Ce fut un rude coup pour moi. Je me mis à manger n’importe quoi : des bonbons, des esquimaux, du pop corn et à grossir, prendre des formes. Je me maquillais violemment et ce n’étaient plus les mêmes hommes qui se retournaient sur mon passage. Certains m’entraînèrent dans des salles et vers des pratiques inconnues jusqu’ alors. Le porno fut ma descente aux enfers et la fin d’une certaine exigence dans le choix des films et de mes partenaires. Tout devenait bon pour satisfaire ma dépendance. Ma famille m’avait rejetée, je n’avais ni boulot, ni vie sociale et je me bourrais de médicaments pour tenir les yeux ouverts le jour et arriver à les fermer la nuit. L’argent se faisait rare et, peu à peu, la télé remplaça le ciné. D’ailleurs, Je n’arrivais plus vraiment à me concentrer et zappait, un paquet de biscuits à portée de main.

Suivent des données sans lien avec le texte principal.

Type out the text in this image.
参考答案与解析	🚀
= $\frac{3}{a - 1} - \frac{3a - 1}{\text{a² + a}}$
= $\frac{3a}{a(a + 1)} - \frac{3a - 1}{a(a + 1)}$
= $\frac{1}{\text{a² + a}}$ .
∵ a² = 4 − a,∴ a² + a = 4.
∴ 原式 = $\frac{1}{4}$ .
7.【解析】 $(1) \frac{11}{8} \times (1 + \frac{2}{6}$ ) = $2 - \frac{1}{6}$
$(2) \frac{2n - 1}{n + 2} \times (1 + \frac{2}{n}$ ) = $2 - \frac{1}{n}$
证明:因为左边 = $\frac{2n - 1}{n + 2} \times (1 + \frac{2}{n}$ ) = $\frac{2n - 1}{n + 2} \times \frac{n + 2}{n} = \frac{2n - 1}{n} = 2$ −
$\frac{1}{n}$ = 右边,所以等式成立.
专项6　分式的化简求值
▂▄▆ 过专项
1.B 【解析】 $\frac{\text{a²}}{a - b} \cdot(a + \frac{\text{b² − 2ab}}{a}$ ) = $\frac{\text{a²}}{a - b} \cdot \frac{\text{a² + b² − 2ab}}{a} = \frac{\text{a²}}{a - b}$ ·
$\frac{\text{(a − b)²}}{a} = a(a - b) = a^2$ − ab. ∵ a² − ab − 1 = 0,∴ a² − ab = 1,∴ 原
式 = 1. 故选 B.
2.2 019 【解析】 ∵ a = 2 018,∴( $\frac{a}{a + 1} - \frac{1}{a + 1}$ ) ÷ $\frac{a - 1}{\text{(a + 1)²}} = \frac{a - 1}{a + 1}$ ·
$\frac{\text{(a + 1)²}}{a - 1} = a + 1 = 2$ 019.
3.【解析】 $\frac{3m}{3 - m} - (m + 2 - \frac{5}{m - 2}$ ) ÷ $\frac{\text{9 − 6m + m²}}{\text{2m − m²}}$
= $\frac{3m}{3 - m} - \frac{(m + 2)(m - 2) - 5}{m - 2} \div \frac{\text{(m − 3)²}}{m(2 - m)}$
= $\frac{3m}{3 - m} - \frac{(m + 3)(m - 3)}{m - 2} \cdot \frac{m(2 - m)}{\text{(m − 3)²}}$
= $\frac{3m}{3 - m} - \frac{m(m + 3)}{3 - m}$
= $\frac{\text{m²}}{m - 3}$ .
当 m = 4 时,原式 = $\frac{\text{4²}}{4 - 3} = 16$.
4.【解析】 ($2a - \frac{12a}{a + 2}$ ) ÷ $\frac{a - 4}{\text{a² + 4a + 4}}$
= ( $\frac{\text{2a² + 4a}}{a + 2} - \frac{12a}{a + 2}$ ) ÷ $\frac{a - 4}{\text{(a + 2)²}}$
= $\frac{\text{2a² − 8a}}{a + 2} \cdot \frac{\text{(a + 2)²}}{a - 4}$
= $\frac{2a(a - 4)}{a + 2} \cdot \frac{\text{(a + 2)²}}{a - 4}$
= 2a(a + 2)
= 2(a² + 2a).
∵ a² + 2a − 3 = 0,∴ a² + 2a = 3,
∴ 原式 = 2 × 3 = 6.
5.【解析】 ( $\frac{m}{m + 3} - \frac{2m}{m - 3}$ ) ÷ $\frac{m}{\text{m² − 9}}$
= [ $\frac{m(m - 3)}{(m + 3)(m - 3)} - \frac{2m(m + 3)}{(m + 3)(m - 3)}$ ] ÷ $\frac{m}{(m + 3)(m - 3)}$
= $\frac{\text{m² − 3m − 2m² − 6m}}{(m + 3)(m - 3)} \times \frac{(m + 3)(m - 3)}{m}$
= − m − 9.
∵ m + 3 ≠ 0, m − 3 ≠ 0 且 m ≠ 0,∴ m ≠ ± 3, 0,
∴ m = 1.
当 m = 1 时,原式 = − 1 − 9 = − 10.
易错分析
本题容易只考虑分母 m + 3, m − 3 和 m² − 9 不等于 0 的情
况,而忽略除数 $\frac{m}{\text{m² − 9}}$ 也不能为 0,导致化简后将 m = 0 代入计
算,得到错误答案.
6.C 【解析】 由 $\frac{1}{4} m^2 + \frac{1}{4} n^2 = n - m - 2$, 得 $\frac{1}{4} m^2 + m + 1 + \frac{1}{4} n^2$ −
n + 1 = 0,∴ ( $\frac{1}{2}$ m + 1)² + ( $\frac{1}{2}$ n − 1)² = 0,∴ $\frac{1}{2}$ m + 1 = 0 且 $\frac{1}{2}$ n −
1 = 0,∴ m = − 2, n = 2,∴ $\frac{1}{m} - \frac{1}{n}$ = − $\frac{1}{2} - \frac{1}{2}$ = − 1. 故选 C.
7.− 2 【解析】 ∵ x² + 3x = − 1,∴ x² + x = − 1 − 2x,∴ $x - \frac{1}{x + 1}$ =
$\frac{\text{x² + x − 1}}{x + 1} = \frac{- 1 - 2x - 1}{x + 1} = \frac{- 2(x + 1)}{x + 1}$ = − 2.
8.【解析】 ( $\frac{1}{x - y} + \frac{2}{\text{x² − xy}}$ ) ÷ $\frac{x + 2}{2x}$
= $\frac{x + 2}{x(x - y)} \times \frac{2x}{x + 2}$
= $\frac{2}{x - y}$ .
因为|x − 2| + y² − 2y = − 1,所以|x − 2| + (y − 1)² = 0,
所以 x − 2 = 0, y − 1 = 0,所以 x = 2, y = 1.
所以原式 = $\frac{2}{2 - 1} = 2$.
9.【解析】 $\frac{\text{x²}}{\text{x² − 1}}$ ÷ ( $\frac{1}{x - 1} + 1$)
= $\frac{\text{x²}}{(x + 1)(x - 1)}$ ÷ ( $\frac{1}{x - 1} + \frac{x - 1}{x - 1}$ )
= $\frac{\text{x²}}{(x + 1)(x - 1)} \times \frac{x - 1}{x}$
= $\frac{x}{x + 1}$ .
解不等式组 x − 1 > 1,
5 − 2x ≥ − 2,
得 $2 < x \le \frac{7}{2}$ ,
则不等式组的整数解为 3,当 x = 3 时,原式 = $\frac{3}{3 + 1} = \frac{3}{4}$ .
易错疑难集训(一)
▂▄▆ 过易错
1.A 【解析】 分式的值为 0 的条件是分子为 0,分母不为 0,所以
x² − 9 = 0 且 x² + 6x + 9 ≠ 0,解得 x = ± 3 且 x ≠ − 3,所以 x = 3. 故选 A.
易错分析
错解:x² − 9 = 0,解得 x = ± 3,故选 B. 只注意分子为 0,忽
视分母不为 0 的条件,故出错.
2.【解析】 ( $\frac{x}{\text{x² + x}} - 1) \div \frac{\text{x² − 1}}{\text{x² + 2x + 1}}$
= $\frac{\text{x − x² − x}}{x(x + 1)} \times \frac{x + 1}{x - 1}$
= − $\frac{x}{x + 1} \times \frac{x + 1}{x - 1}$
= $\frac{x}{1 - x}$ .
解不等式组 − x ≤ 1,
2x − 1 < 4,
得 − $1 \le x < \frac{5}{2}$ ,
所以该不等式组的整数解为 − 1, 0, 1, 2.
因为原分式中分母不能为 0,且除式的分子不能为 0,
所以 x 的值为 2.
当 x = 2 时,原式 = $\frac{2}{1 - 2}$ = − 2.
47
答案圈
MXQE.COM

Un soir, comme ça, en zappant, je tombe sur des images un peu défraîchies : une jeune fille en robe longue qui court dans la forêt. Ses beaux cheveux bouclés sont piqués de fleurs des champs ; l’air a rosi ses joues. Elle court, le pied léger, et la caméra se rapproche, la cadre de plus près et, soudain :
- Sissi !
C’est bien elle, que je n’ai pas revue depuis mon enfance, elle qui pointe un doigt vers moi, moi vautrée dans le fauteuil, dans ma vielle robe de chambre, avec le rimmel qui bave et mes cheveux qui n’ont pas vu le peigne. Elle, toute jeune, rieuse, pleine de promesses et de vie mais qui s’efface pour laisser la place au présentateur des informations. Je monte le son
- … ainsi, celle qui a si bien incarné la jeunesse et la beauté est morte cette nuit, vaincue par les épreuves et la douleur.
Je suis restée un moment le doigt sur la télécommande et puis j’ai appuyé sur stop. Je me suis levée, dirigée vers la salle de bain et je me suis regardée, longuement. J’ai ôté mon maquillage, pris une douche, lavé mes cheveux. Enfilé une robe. Elle me boudinait affreusement et je faisais un peu peur à voir avec mon visage bouffi , mon teint blême, et mes bourrelets. J’ai pris un sac poubelle et j’ai jeté les médicaments, les sucreries et les gâteaux.
Je me suis dit qu’il allait y avoir du boulot pour tout remettre en état mais j’étais décidée et Romy, de Là-haut, m’aiderait. J’ai ouvert les volets : la lumière du jour m’a fait cligner des yeux.